Menurut Prof. Dr. Ismail Bin Said, gelar Doktor merupakan suatu keharusan dalam dunia pengajaran dan pembelajaran karena pengetahuan baru adalah penting untuk seorang pengajar serta untuk melakukan penelitian pada level pascasarjana.

Perjalanan yang dilakukan seorang Doktor bukanlah terobosan ia adalah proses berpikir analitis dan kritis yang berkaitan dengan keseharian. Menempuh studi program Doktor berarti menempatkan diri kita ke dalam dunia untuk menyelidiki ide-ide baru dan pengetahuan tentang suatu subjek serta untuk mendapatkan pengetahuan baru sehingga kita dapat menghubungkan bidang penelitian yang kita lakukan dengan orang lain.

Ada beberapa hal penting dimiliki oleh seseorang dengan gelar Doktor tersebut yaitu Curiosity and Inquisitiveness, Explorative in Theory and Empirical, Consistent and Diligence, dan Focus. Berikut ulasan terkait poin penting tersebut pertama tentang rasa penasaran dan keingintahuan dimana rasa ingin tahu adalah karakter yang memotivasi seorang untuk mengajukan pertanyaan. Dengan kata lain keingintahuan dapat menerangi dunia kita dan mengarahkan kita ke arah yang baru. Karena bertanya adalah ciri khas keingintahuan. Kedua yaitu eksploratif yang berarti ia mengumpulkan berbagai informasi lalu menghubungkannya. Relevansi konseptual ini terkait topik penyelidikan tertentu lalu mengevaluasi pekerjaan dengan menunjukkan hubungan antara pekerjaan yang berbeda, serta menunjukkan bagaimana hubungannya dengan pekerjaan kita. Ketiga yaitu perlunya konsisten karena dibutuhkan semangat untuk memecahkan masalah yang sulit. Perjalanannya tidak berat bila peneliti konsisten dalam upayanya untuk mencapai solusi. Ujungnya adalah rasa tanggung jawab untuk membantu umat manusia. Terakhir yaitu fokus dimana kita perlu menargetkan sesuatu untuk menyelesaikan masa program Doktor.

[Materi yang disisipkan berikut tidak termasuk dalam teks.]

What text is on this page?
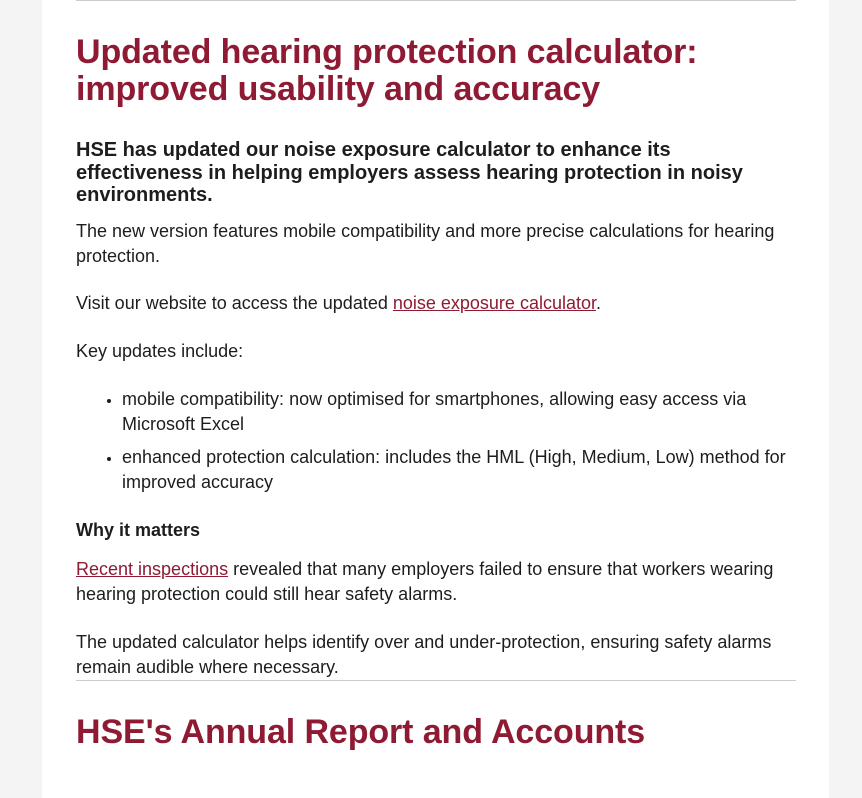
Updated hearing protection calculator: improved usability and accuracy
HSE has updated our noise exposure calculator to enhance its effectiveness in helping employers assess hearing protection in noisy environments.

The new version features mobile compatibility and more precise calculations for hearing protection.

Visit our website to access the updated noise exposure calculator.

Key updates include:

• mobile compatibility: now optimised for smartphones, allowing easy access via Microsoft Excel
• enhanced protection calculation: includes the HML (High, Medium, Low) method for improved accuracy
Why it matters

Recent inspections revealed that many employers failed to ensure that workers wearing hearing protection could still hear safety alarms.

The updated calculator helps identify over and under-protection, ensuring safety alarms remain audible where necessary.

HSE's Annual Report and Accounts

Benang merah dari yang disampaikan oleh Prof. Dr. Ismail Bin Said melalui workshop ini yaitu kualitas dan sikap yang perlu dimiliki mahasiswa program Doktor meliputi proses menuntut ilmu secara sungguh-sungguh, dapat menciptakan mahakarya, mengadakan demonstrasi akan sesuatu penelitian, memperbanyak literatur, menulis, dan tidak enggan membagikan, mengadakan sharing session dengan seseorang yang ahli di bidangnya, rasa keingintahuan dengan mengajukan pertanyaan, serta menyimpan bibliografi beranotasi.

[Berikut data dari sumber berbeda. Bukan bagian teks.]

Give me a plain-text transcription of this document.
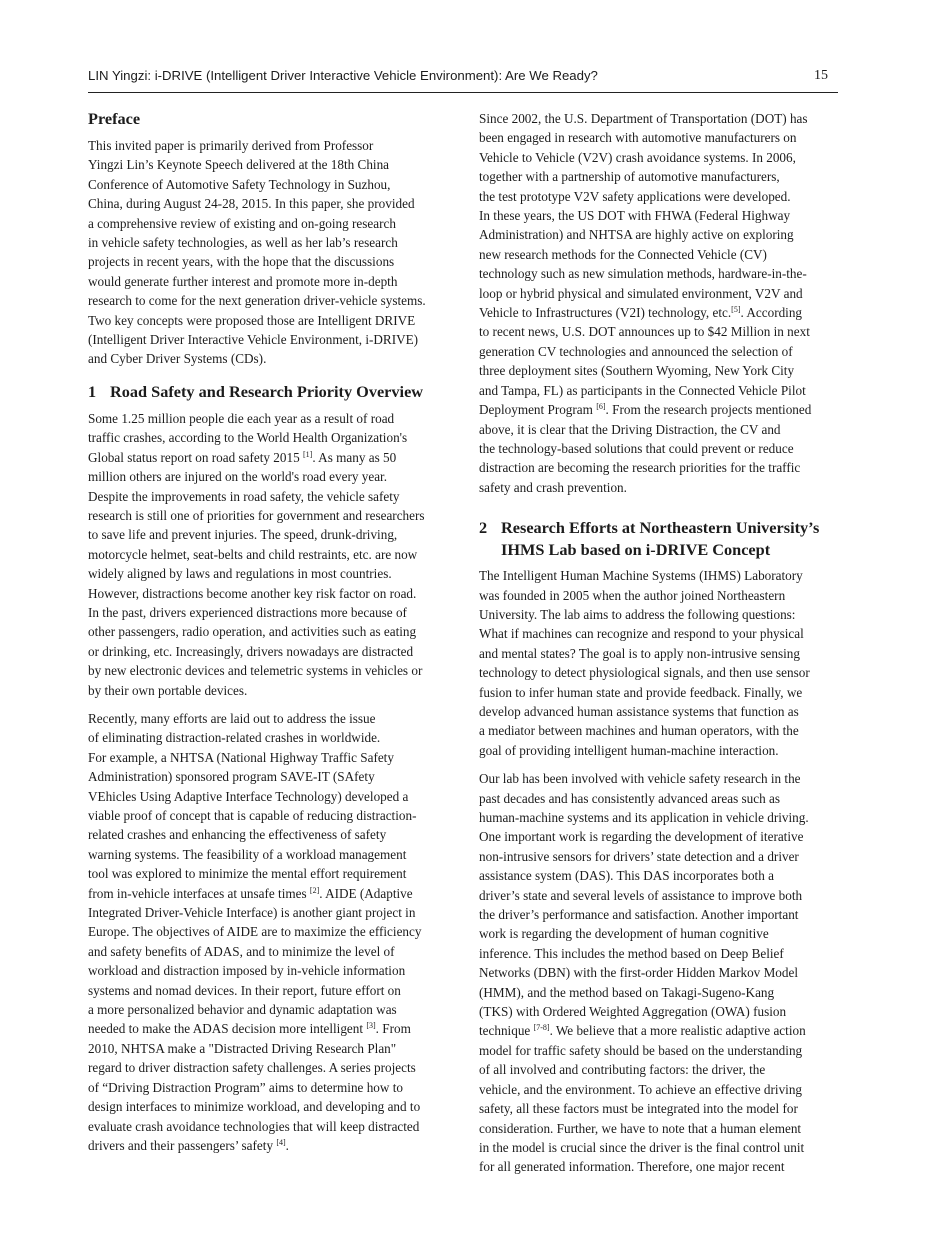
LIN Yingzi: i-DRIVE (Intelligent Driver Interactive Vehicle Environment): Are We Ready?	15
Preface

This invited paper is primarily derived from Professor
Yingzi Lin’s Keynote Speech delivered at the 18th China
Conference of Automotive Safety Technology in Suzhou,
China, during August 24-28, 2015. In this paper, she provided
a comprehensive review of existing and on-going research
in vehicle safety technologies, as well as her lab’s research
projects in recent years, with the hope that the discussions
would generate further interest and promote more in-depth
research to come for the next generation driver-vehicle systems.
Two key concepts were proposed those are Intelligent DRIVE
(Intelligent Driver Interactive Vehicle Environment, i-DRIVE)
and Cyber Driver Systems (CDs).

1 Road Safety and Research Priority Overview

Some 1.25 million people die each year as a result of road
traffic crashes, according to the World Health Organization's
Global status report on road safety 2015 [1]. As many as 50
million others are injured on the world's road every year.
Despite the improvements in road safety, the vehicle safety
research is still one of priorities for government and researchers
to save life and prevent injuries. The speed, drunk-driving,
motorcycle helmet, seat-belts and child restraints, etc. are now
widely aligned by laws and regulations in most countries.
However, distractions become another key risk factor on road.
In the past, drivers experienced distractions more because of
other passengers, radio operation, and activities such as eating
or drinking, etc. Increasingly, drivers nowadays are distracted
by new electronic devices and telemetric systems in vehicles or
by their own portable devices.

Recently, many efforts are laid out to address the issue
of eliminating distraction-related crashes in worldwide.
For example, a NHTSA (National Highway Traffic Safety
Administration) sponsored program SAVE-IT (SAfety
VEhicles Using Adaptive Interface Technology) developed a
viable proof of concept that is capable of reducing distraction-
related crashes and enhancing the effectiveness of safety
warning systems. The feasibility of a workload management
tool was explored to minimize the mental effort requirement
from in-vehicle interfaces at unsafe times [2]. AIDE (Adaptive
Integrated Driver-Vehicle Interface) is another giant project in
Europe. The objectives of AIDE are to maximize the efficiency
and safety benefits of ADAS, and to minimize the level of
workload and distraction imposed by in-vehicle information
systems and nomad devices. In their report, future effort on
a more personalized behavior and dynamic adaptation was
needed to make the ADAS decision more intelligent [3]. From
2010, NHTSA make a "Distracted Driving Research Plan"
regard to driver distraction safety challenges. A series projects
of “Driving Distraction Program” aims to determine how to
design interfaces to minimize workload, and developing and to
evaluate crash avoidance technologies that will keep distracted
drivers and their passengers’ safety [4].

Since 2002, the U.S. Department of Transportation (DOT) has
been engaged in research with automotive manufacturers on
Vehicle to Vehicle (V2V) crash avoidance systems. In 2006,
together with a partnership of automotive manufacturers,
the test prototype V2V safety applications were developed.
In these years, the US DOT with FHWA (Federal Highway
Administration) and NHTSA are highly active on exploring
new research methods for the Connected Vehicle (CV)
technology such as new simulation methods, hardware-in-the-
loop or hybrid physical and simulated environment, V2V and
Vehicle to Infrastructures (V2I) technology, etc.[5]. According
to recent news, U.S. DOT announces up to $42 Million in next
generation CV technologies and announced the selection of
three deployment sites (Southern Wyoming, New York City
and Tampa, FL) as participants in the Connected Vehicle Pilot
Deployment Program [6]. From the research projects mentioned
above, it is clear that the Driving Distraction, the CV and
the technology-based solutions that could prevent or reduce
distraction are becoming the research priorities for the traffic
safety and crash prevention.

2 Research Efforts at Northeastern University’s
IHMS Lab based on i-DRIVE Concept

The Intelligent Human Machine Systems (IHMS) Laboratory
was founded in 2005 when the author joined Northeastern
University. The lab aims to address the following questions:
What if machines can recognize and respond to your physical
and mental states? The goal is to apply non-intrusive sensing
technology to detect physiological signals, and then use sensor
fusion to infer human state and provide feedback. Finally, we
develop advanced human assistance systems that function as
a mediator between machines and human operators, with the
goal of providing intelligent human-machine interaction.

Our lab has been involved with vehicle safety research in the
past decades and has consistently advanced areas such as
human-machine systems and its application in vehicle driving.
One important work is regarding the development of iterative
non-intrusive sensors for drivers’ state detection and a driver
assistance system (DAS). This DAS incorporates both a
driver’s state and several levels of assistance to improve both
the driver’s performance and satisfaction. Another important
work is regarding the development of human cognitive
inference. This includes the method based on Deep Belief
Networks (DBN) with the first-order Hidden Markov Model
(HMM), and the method based on Takagi-Sugeno-Kang
(TKS) with Ordered Weighted Aggregation (OWA) fusion
technique [7-8]. We believe that a more realistic adaptive action
model for traffic safety should be based on the understanding
of all involved and contributing factors: the driver, the
vehicle, and the environment. To achieve an effective driving
safety, all these factors must be integrated into the model for
consideration. Further, we have to note that a human element
in the model is crucial since the driver is the final control unit
for all generated information. Therefore, one major recent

“Program Doktor untuk Dosen muda adalah suatu keharusan untuk mendukung akselerasi karier kita untuk mendapatkan gelar guru besar (professorship). Tentunya hal ini khususnya pada akan memberikan banyak pengalaman. Kita perlu mentransformasi, mengembangkan, dan menentukan ilmu pengetahuan dan teknologi melalui penelitian pendidikan dan pengabdian masyarakat” pungkas Prof. Dr. Wahyudi Sutopo, S.T., M.Si. selaku Wakil Dekan 2 Fakultas Teknik UNS.